The automated, machine learning-powered predictive approach enabled ExxonMobil to increase average production by more than 5% at Bakken gas lift wells optimized using this method.
Traditional ways of solving the question of how much gas to use for gas lift in the Bakken have drawbacks, ExxonMobil data scientist Sasha “Sha” Miao told an audience at the Unconventional Resources Technology Conference (URTeC) in Houston on June 18.

“The million-dollar question is, how much gas should we inject to produce the maximum amount of oil over the life of the well,” she asked. “More is not always better.”
Traditional methods for determining the optimal amount of gas to inject rely on physics and data-driven models, both of which have drawbacks, she said. Physics-based models typically provide robust results, but they are labor-intensive and expensive to calibrate, computationally expensive, and difficult to scale from a few wells to hundreds of wells.
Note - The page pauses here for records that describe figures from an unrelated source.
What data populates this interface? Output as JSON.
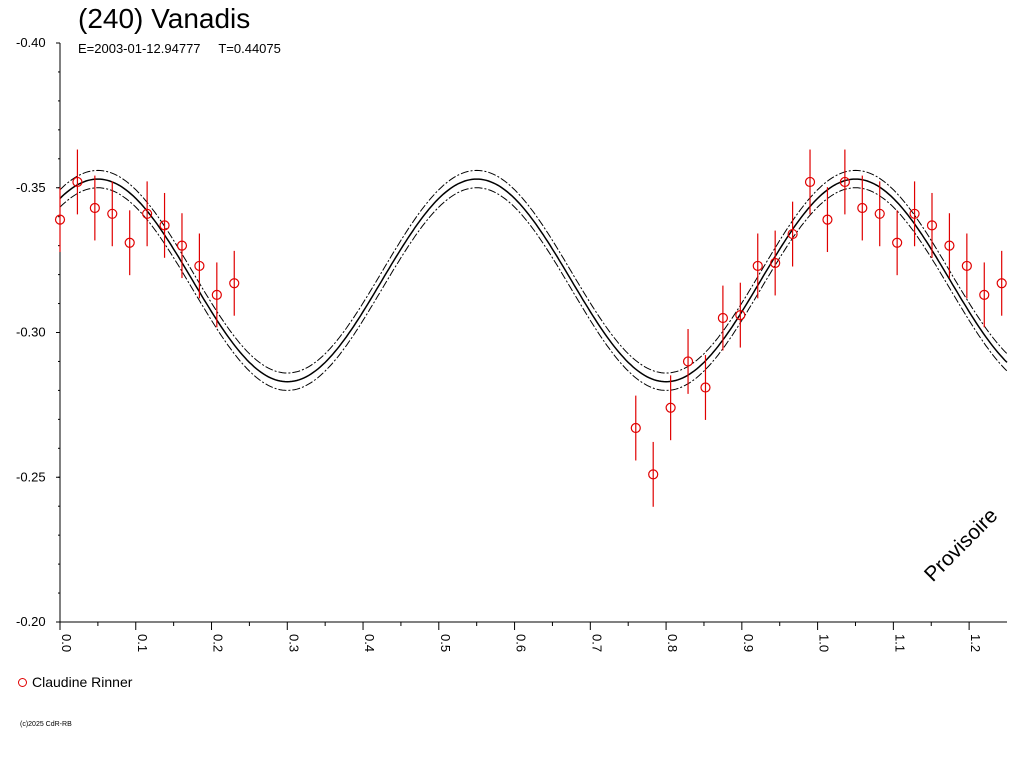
{
  "chart_data": {
    "type": "scatter",
    "title": "(240) Vanadis",
    "subtitle": "E=2003-01-12.94777     T=0.44075",
    "xlim": [
      0.0,
      1.25
    ],
    "ylim": [
      -0.4,
      -0.2
    ],
    "y_inverted": true,
    "x_ticks": [
      "0.0",
      "0.1",
      "0.2",
      "0.3",
      "0.4",
      "0.5",
      "0.6",
      "0.7",
      "0.8",
      "0.9",
      "1.0",
      "1.1",
      "1.2"
    ],
    "y_ticks": [
      "-0.40",
      "-0.35",
      "-0.30",
      "-0.25",
      "-0.20"
    ],
    "grid": false,
    "legend": {
      "position": "bottom-left",
      "entries": [
        "Claudine Rinner"
      ]
    },
    "watermark": "Provisoire",
    "copyright": "(c)2025 CdR-RB",
    "fit": {
      "description": "sinusoidal fit with upper and lower envelopes",
      "mean": -0.318,
      "amplitude": 0.035,
      "period": 0.5,
      "max_phase": 0.05,
      "envelope": 0.003
    },
    "series": [
      {
        "name": "Claudine Rinner",
        "color": "#e00000",
        "marker": "open-circle",
        "x": [
          0.0,
          0.023,
          0.046,
          0.069,
          0.092,
          0.115,
          0.138,
          0.161,
          0.184,
          0.207,
          0.23,
          0.76,
          0.783,
          0.806,
          0.829,
          0.852,
          0.875,
          0.898,
          0.921,
          0.944,
          0.967,
          0.99,
          1.013,
          1.036,
          1.059,
          1.082,
          1.105,
          1.128,
          1.151,
          1.174,
          1.197,
          1.22,
          1.243
        ],
        "y": [
          -0.339,
          -0.352,
          -0.343,
          -0.341,
          -0.331,
          -0.341,
          -0.337,
          -0.33,
          -0.323,
          -0.313,
          -0.317,
          -0.267,
          -0.251,
          -0.274,
          -0.29,
          -0.281,
          -0.305,
          -0.306,
          -0.323,
          -0.324,
          -0.334,
          -0.352,
          -0.339,
          -0.352,
          -0.343,
          -0.341,
          -0.331,
          -0.341,
          -0.337,
          -0.33,
          -0.323,
          -0.313,
          -0.317
        ],
        "err": [
          0.008,
          0.008,
          0.008,
          0.008,
          0.008,
          0.008,
          0.008,
          0.008,
          0.008,
          0.008,
          0.008,
          0.008,
          0.008,
          0.008,
          0.008,
          0.008,
          0.008,
          0.008,
          0.008,
          0.008,
          0.008,
          0.008,
          0.008,
          0.008,
          0.008,
          0.008,
          0.008,
          0.008,
          0.008,
          0.008,
          0.008,
          0.008,
          0.008
        ]
      }
    ]
  }
}
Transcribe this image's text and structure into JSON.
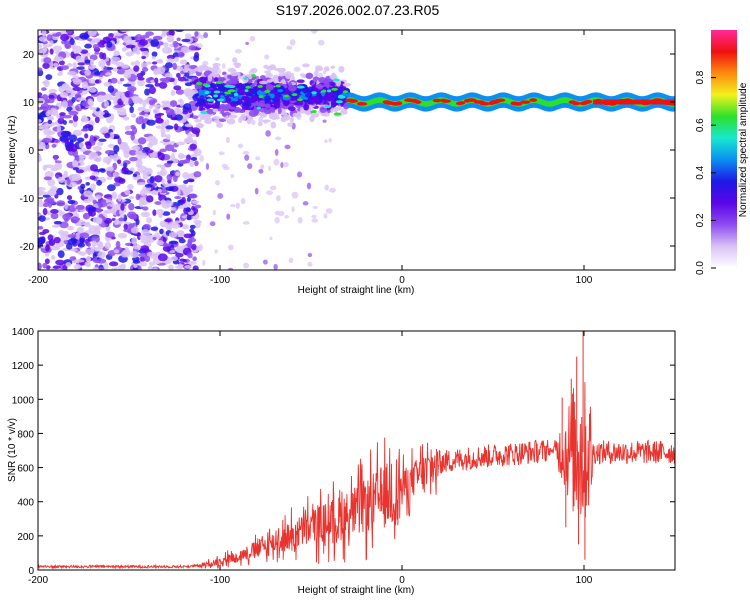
{
  "title": "S197.2026.002.07.23.R05",
  "colors": {
    "snr_line": "#e8332e",
    "axis": "#000000",
    "colormap": [
      "#ffffff",
      "#d9c2f5",
      "#8e4cf0",
      "#5a06e8",
      "#1f18e6",
      "#0a8ff2",
      "#18e8d0",
      "#2de02a",
      "#f2f21c",
      "#ff8a10",
      "#f01010",
      "#ff2a9a"
    ]
  },
  "chart_data": [
    {
      "type": "heatmap",
      "name": "spectrogram",
      "xlabel": "Height of straight line (km)",
      "ylabel": "Frequency (Hz)",
      "xlim": [
        -200,
        150
      ],
      "ylim": [
        -25,
        25
      ],
      "xticks": [
        -200,
        -100,
        0,
        100
      ],
      "yticks": [
        -20,
        -10,
        0,
        10,
        20
      ],
      "colorbar": {
        "label": "Normalized spectral amplitude",
        "range": [
          0,
          1
        ],
        "ticks": [
          0.0,
          0.2,
          0.4,
          0.6,
          0.8
        ]
      },
      "features": [
        {
          "x_range": [
            -200,
            -112
          ],
          "y_range": [
            -25,
            25
          ],
          "amplitude": 0.15,
          "pattern": "scattered noise"
        },
        {
          "x_range": [
            -112,
            -30
          ],
          "y_center": 11.5,
          "spread_hz": 5,
          "amplitude": 0.3,
          "pattern": "broadening signal"
        },
        {
          "x_range": [
            -30,
            150
          ],
          "y_center": 10,
          "spread_hz": 1.5,
          "amplitude": 0.9,
          "pattern": "narrow carrier line"
        }
      ]
    },
    {
      "type": "line",
      "name": "snr",
      "xlabel": "Height of straight line (km)",
      "ylabel": "SNR (10 * v/v)",
      "xlim": [
        -200,
        150
      ],
      "ylim": [
        0,
        1400
      ],
      "xticks": [
        -200,
        -100,
        0,
        100
      ],
      "yticks": [
        0,
        200,
        400,
        600,
        800,
        1000,
        1200,
        1400
      ],
      "envelope": {
        "x": [
          -200,
          -120,
          -110,
          -90,
          -70,
          -50,
          -35,
          -20,
          -10,
          0,
          10,
          20,
          40,
          60,
          80,
          90,
          100,
          110,
          130,
          150
        ],
        "y": [
          20,
          20,
          25,
          80,
          160,
          250,
          300,
          370,
          430,
          480,
          560,
          630,
          660,
          680,
          700,
          700,
          690,
          690,
          690,
          690
        ]
      }
    }
  ]
}
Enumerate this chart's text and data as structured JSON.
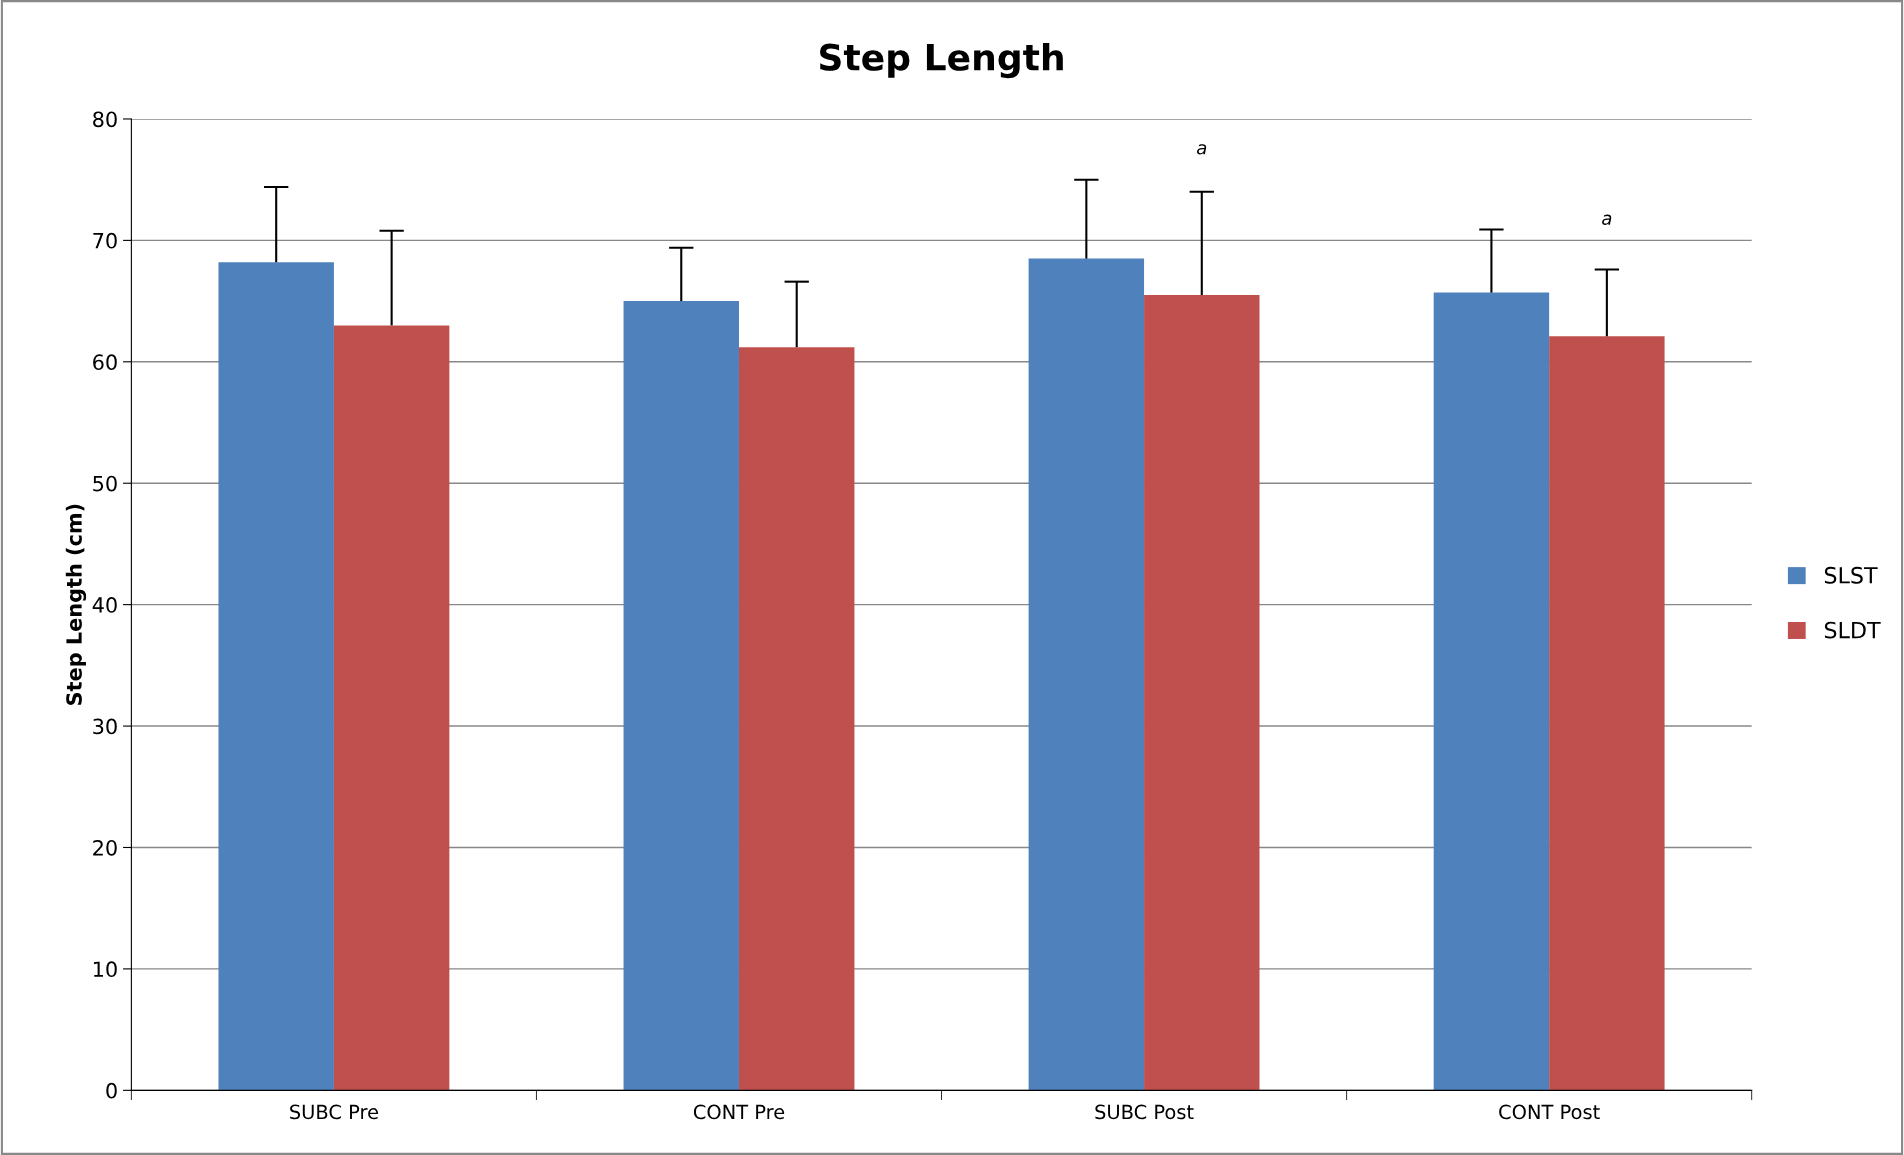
{
  "chart_data": {
    "type": "bar",
    "title": "Step Length",
    "ylabel": "Step Length (cm)",
    "categories": [
      "SUBC Pre",
      "CONT Pre",
      "SUBC Post",
      "CONT Post"
    ],
    "series": [
      {
        "name": "SLST",
        "color": "#4f81bd",
        "values": [
          68.2,
          65.0,
          68.5,
          65.7
        ],
        "errors": [
          [
            68.2,
            74.4
          ],
          [
            65.0,
            69.4
          ],
          [
            68.5,
            75.0
          ],
          [
            65.7,
            70.9
          ]
        ]
      },
      {
        "name": "SLDT",
        "color": "#c0504d",
        "values": [
          63.0,
          61.2,
          65.5,
          62.1
        ],
        "errors": [
          [
            63.0,
            70.8
          ],
          [
            61.2,
            66.6
          ],
          [
            65.5,
            74.0
          ],
          [
            62.1,
            67.6
          ]
        ]
      }
    ],
    "ylim": [
      0,
      80
    ],
    "yticks": [
      0,
      10,
      20,
      30,
      40,
      50,
      60,
      70,
      80
    ],
    "grid": "y",
    "legend": "right",
    "annotations": [
      "a",
      "a"
    ]
  }
}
Moreover, such models rely on assumptions that may not hold true for unconventional wells, she noted.
Data-driven models, on the other hand, are easy to deploy across a field, but suffer from the fact that the asset in question is sparsely instrumented and the highly corrosive downhole environment means there are no downhole gauges to provide the data needed to feed the model.
A complicating factor is that Bakken wells employ pad compression, which limits the scope for modification, she added.
“The Bakken gets very cold in the winter,” she said, and changing the injection rate could cause compressor reliability issues.
We introduce a three-part automated data-driven workflow based on historical production data: Machine Learning-Based Gas Lift Optimization Workflow for Unconventional Fields (paper URTeC 4033553) details the machine learning (ML) prediction, Bayesian optimization, and deployment stages of the workflow, which is deployed through the cloud.
ExxonMobil piloted the workflow in 30 wells across eight Bakken well pads, achieving an average production improvement of more than 5%, and then deployed it to more than 200 gas lift and plunger-assisted gas lift wells in the Bakken.
“We forecast production from every well every week,” she said.
Make predictions
To build the ML predictive model, ExxonMobil collected historical daily data, including production rates, gas injection rates and surface pressure data, cleaned the dataset and plotted the total liquids production from all pilot wells. (Figure 1).

Miao said production forecasts are like stock price forecasts: Just as tomorrow's stock prices are highly correlated with today's stock prices, “next week's production is highly correlated with this week's production rate,” she said.
ExxonMobil transformed the time-series forecasting problem into a regression problem to determine which factors most affected production, she said. As expected, temporal features such as historical liquids production and changes in surface pressure and temperature were the most important factors in tuning the ML model, while gas injection rates were “somewhat important” and static well characteristics were the least important, she said.
After running the model on the well, it was time to do a sanity check to ensure the predictions matched the engineering experience. Predictions should evolve gradually, rather than change dramatically from week to week. (Figure 2).

Source: Paper URTeC 4033553
Massive optimization
Optimizing gas lift in the pilot was not easy because Bakken wells operate on pad compression and each compressor has its own maximum and minimum required capacity. The goal was to maximize the total production of all wells sharing the same compressor while keeping the total gas injection rate of all wells sharing the same compressor within the compressor's capacity.
ExxonMobil chose the Bayesian optimization approach because of the scale of the problem and the efficiency of the method in dealing with a large number of wells, she said.
Deployment Architecture
The continuous integration/continuous deployment workflow used across the cloud includes a prediction pipeline and a training pipeline. (Figure 3) Miao said.

Source: Paper URTeC 4033553
“This prediction pipeline runs on a weekly schedule,” she said, while the training pipeline runs on a monthly basis.
The predictive pipeline forecasts well gas lift performance curves and solves for optimal gas injection rates subject to constraints. End users can compare predictions with actual measurements and alert and troubleshoot any significant deviations.
Every month, the training pipeline retrains the ML model on the latest data and compares it to the existing model – if the new model performs better, it will be used, otherwise the old model will be considered up-to-date and will continue to run for the next month.
“We need to make sure our models are up to date,” she said.
From pilot to expansion
ExxonMobil began the pilot in March 2023 on about 30 wells on eight different pads in the Bakken, which increased production by an average of 5%, she said. It was then fully rolled out and deployed to more than 200 gas lift and plunger-assisted gas lift wells in the Bakken. More than 50 wells were optimized at least once, and 84% of the wells were near optimal, increasing production by an average of 7%, she said.
This approach has completely replaced the physics-based approach in the Bakken, she said.
Miao said the pilot and expansion demonstrated the effectiveness of an automated, data-driven workflow for gas lift optimization in unconventional resources using machine learning.
“It's easy to scale and an effective, economical solution for cost- and equipment-constrained assets,” she says. “This workflow has become a daily monitoring and optimization tool for Bakken engineers to increase productivity and efficiency.”